In 1902, she also began writing and illustrating her own stories for boys.

Antoinette remained in New York City for nine years, working in her own studio, designing stained glass windows for J.R. Lamb Studios, and also working for Tiffany & Co. There is no mention of her husband in newspaper accounts of that period; he died in 1909.

Drew's Garden. The Atlanta Journal, September 17, 1941, p. 23
Drew's Garden. The Atlanta Journal, September 17, 1941, p. 23
Stairs of Drew's Garden. The Atlanta Journal, September 17, 1941, p. 23
Stairs of Drew's Garden. The Atlanta Journal, September 17, 1941, p. 23
Drew's House. The Atlanta Journal, September 17, 1941, p. 23
Drew's house. The Atlanta Journal, September 17, 1941, p. 23

Drew’s aunt, whom she had nursed for several years prior to her death in 1922, bequeathed two properties to her, including the three-story, red brick “castle house” where she had spent much of her Atlanta childhood. Some relatives contested the will, so Drew was not granted ownership by court order until 1924. The red brick castle house remained her home until her untimely death in 1941. She carefully designed and cultivated the garden – a creative act she likened to painting – and frequently gathered artists and art dealers at her home. In the thirties, Drew lent the second floor of her residence to the Studio Club of the Atlanta Art Group (The Atlanta Constitution, September 21, 1941, p. 49). In later years, when arthritis prevented her from painting, she rented rooms in her house to struggling artists, and provided meals for down and out wanderers in exchange for the upkeep of her garden.

Photograph of Drew in front of one of her paintings. The Atlanta Constitution, September 21, 1941, p. 49

Drew’s artistic legacy is difficult to trace, though she was known for her stained glass, seascapes of Bar Harbor, and especially seascapes from Nova Scotia, where she stayed on a yearly basis. She also painted a mural in the children’s ward of Atlanta’s Grady Hospital and another, “Dawn of Learning,” in the reference room of the Carnegie Library (presented by the WPA Arts Project).

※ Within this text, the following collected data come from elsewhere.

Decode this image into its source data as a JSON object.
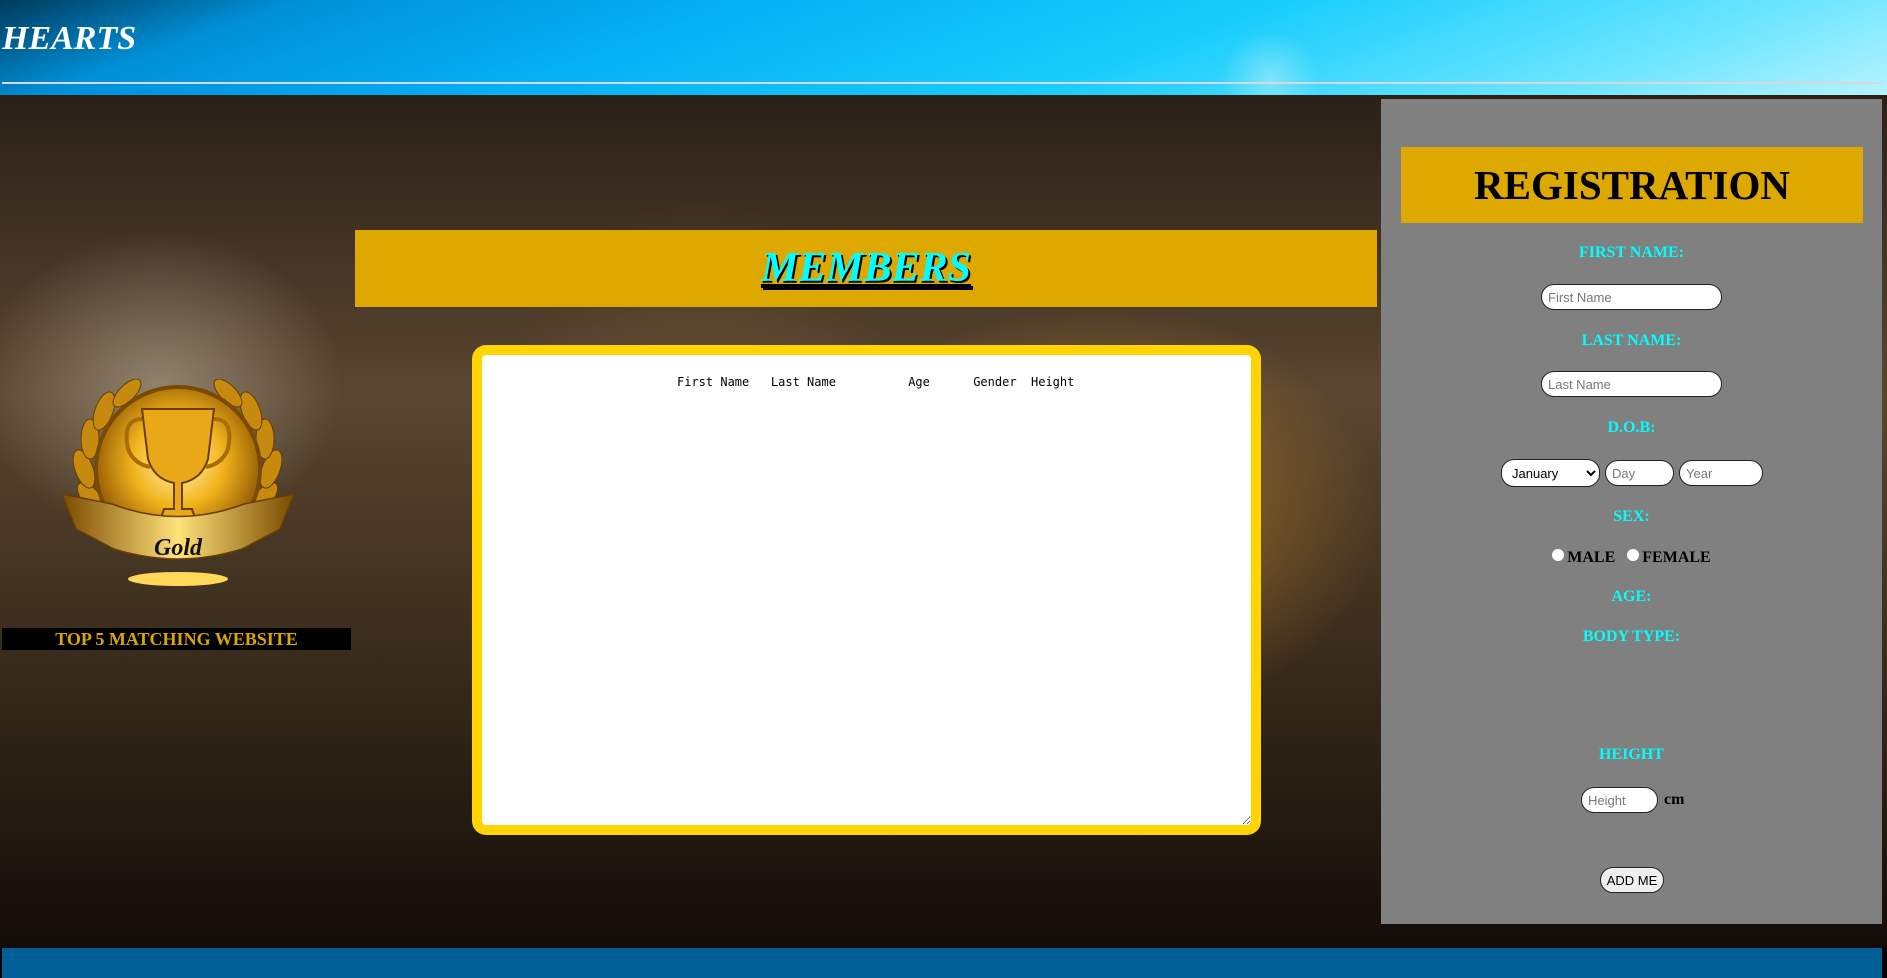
{
  "header": {
    "title": "HEARTS"
  },
  "members": {
    "title": "MEMBERS",
    "columns_line": "First Name   Last Name          Age      Gender  Height"
  },
  "badge": {
    "text": "Gold",
    "caption": "TOP 5 MATCHING WEBSITE"
  },
  "registration": {
    "title": "REGISTRATION",
    "first_name_label": "FIRST NAME:",
    "first_name_placeholder": "First Name",
    "last_name_label": "LAST NAME:",
    "last_name_placeholder": "Last Name",
    "dob_label": "D.O.B:",
    "month_selected": "January",
    "day_placeholder": "Day",
    "year_placeholder": "Year",
    "sex_label": "SEX:",
    "male": "MALE",
    "female": "FEMALE",
    "age_label": "AGE:",
    "body_type_label": "BODY TYPE:",
    "height_label": "HEIGHT",
    "height_placeholder": "Height",
    "height_unit": "cm",
    "submit": "ADD ME"
  },
  "colors": {
    "accent": "#dda900",
    "label": "#00ffff",
    "panel": "#808080",
    "footer": "#005f96",
    "box_border": "#ffd400"
  }
}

Though scant news articles about Drew appeared in the 1930s, her name surfaces again at the end of her life. Gruesome accounts that chronicled her shocking killing – a mystery never fully unraveled – identified robbery as the primary motive: either by a carpenter who worked for her as a handyman or by a homeless person with whom she had quarreled over money. The Atlanta Journal described the scene of desolation:

The quaint old red brick mansion at 88 Ellis Street, N.E., where sunken gardens grow green in the shadows of Peachtree’s skyscrapers, was a mystery house today, holding in its gloomy basement studio behind a sunny patio the secret of the murder of its mistress. It was here that Mrs. Antoinette Farnsworth Drew, aging with the canvases that made her famous, lived among the people she loved – ambitious young artists and dealers in art – living and breathing the work that her gnarled old hands could no longer do. It was here, too, that the grand old lady died. Saturday or Sunday, at the hands of the one who stole into her studio apartment and bludgeoned her with a pickax as she lay in bed. Police who investigated the cold trail found the death weapon still bloodstained, and a basement window where the screen had been ripped away (September 17, 1941, p. 23).

Photograph of Drew. The Atlanta Journal, September 17, 1941, p. 1

Identified as the matriarch of the Atlanta art colony and an active member of the Atlanta Art Association, Drew had always dreamed that her house would become a center for artists, a dream that came true around 1947, when Ernest Felber and Mrs. William Elsas opened The Gallery at 88 Ellis, which exhibited fine art from the world over until about 1953. The house then became a private home and was destroyed sometime in the 1960s.

A 2022 podcast from Archive Atlanta sums up the unfortunate fate of Antoinette Farnworth Drew: "[...[ the little we know about her life, her artwork and the story of her unsolved murder. History is often unkind to women, and at best has simply forgotten their names and achievements. This is especially true for women that don’t reach national fame and/or those that don’t have descendants to carry on their memory. Both of these are true for Antoinette."